Romeinen 11:25-36
Romeinen 11:25-36 Statenvertaling (Importantia edition) (STV)
Want ik wil niet, broeders, dat u deze verborgenheid onbekend zij (opdat gij niet wijs zijt, bij uzelven), dat de verharding voor een deel over Israël gekomen is, totdat de volheid der heidenen zal ingegaan zijn. En alzo zal geheel Israël zalig worden; gelijk geschreven is: De Verlosser zal uit Sion komen en zal de goddeloosheden afwenden van Jakob. En dit is hun een verbond van Mij, als Ik hun zonden zal wegnemen. Zo zijn zij wel vijanden aangaande het Evangelie, om uwentwil, maar aangaande de verkiezing zijn zij beminden, om der vaderen wil; Want de genadegiften en de roeping Gods zijn onberouwelijk. Want gelijkerwijs ook gijlieden eertijds Gode ongehoorzaam geweest zijt, maar nu barmhartigheid verkregen hebt door dezer ongehoorzaamheid; Alzo zijn ook dezen nu ongehoorzaam geweest, opdat ook zij door uw barmhartigheid zouden barmhartigheid verkrijgen. Want God heeft hen allen onder de ongehoorzaamheid besloten, opdat Hij hun allen zou barmhartig zijn. O diepte des rijkdoms, beide der wijsheid en der kennis Gods, hoe ondoorzoekelijk zijn Zijn oordelen, en onnaspeurlijk Zijn wegen! Want wie heeft den zin des Heeren gekend? Of wie is Zijn raadsman geweest? Of wie heeft Hem eerst gegeven, en het zal hem wedervergolden worden? Want uit Hem, en door Hem, en tot Hem zijn alle dingen. Hem zij de heerlijkheid in der eeuwigheid. Amen.
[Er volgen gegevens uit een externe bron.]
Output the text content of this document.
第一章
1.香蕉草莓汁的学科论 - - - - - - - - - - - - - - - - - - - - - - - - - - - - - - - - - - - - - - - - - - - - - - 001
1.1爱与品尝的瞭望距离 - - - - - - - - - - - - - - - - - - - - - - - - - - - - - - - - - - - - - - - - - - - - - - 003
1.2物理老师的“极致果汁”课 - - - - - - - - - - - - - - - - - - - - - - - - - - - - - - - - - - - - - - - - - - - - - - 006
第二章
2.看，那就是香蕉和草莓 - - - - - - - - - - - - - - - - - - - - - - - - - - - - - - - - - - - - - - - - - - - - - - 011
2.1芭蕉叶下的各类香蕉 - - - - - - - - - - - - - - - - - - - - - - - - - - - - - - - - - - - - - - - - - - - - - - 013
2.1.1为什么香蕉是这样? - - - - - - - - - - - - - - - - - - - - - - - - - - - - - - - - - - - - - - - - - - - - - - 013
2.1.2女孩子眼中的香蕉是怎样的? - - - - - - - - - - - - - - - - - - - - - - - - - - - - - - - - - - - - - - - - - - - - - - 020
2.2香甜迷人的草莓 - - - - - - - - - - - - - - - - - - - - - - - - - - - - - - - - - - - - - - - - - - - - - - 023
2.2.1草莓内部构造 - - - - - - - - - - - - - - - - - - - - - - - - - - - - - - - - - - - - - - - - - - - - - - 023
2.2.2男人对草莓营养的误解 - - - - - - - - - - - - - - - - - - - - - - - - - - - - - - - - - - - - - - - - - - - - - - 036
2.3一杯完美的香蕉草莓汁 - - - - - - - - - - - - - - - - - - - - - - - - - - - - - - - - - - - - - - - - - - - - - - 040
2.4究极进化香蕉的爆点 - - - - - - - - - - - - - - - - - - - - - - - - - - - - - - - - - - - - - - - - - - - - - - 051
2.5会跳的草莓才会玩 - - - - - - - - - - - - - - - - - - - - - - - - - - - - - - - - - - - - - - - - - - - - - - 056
Romeinen 11:25-36 Herziene Statenvertaling (HSV)
Want ik wil niet, broeders, dat u geen weet hebt van dit geheimenis (opdat u niet wijs zou zijn in eigen oog), dat er voor een deel verharding over Israël is gekomen, totdat de volheid van de heidenen is binnengegaan. En zo zal heel Israël zalig worden, zoals geschreven staat: De Verlosser zal uit Sion komen en zal de goddeloosheden afwenden van Jakob. En dit is het verbond van Mij met hen, wanneer Ik hun zonden zal wegnemen. Zij zijn weliswaar wat het Evangelie betreft vijanden vanwege u, maar wat de verkiezing betreft geliefden vanwege de vaderen. Want de genadegaven en de roeping van God zijn onberouwelijk. Zoals ook u immers voorheen God ongehoorzaam was, maar nu ontferming verkregen hebt door hun ongehoorzaamheid, zo zijn ook zij nu ongehoorzaam geworden, opdat ook zij door de ontferming die u bewezen is, ontferming zouden verkrijgen. Want God heeft hen allen in hun ongehoorzaamheid opgesloten om Zich over allen te ontfermen. O, diepte van rijkdom, zowel van wijsheid als van kennis van God, hoe ondoorgrondelijk zijn Zijn oordelen en onnaspeurlijk Zijn wegen! Want wie heeft de gedachten van de Heere gekend? Of wie is Zijn raadsman geweest? Of wie heeft Hem eerst iets gegeven en het zal hem vergolden worden? Want uit Hem en door Hem en tot Hem zijn alle dingen. Hem zij de heerlijkheid, tot in eeuwigheid. Amen.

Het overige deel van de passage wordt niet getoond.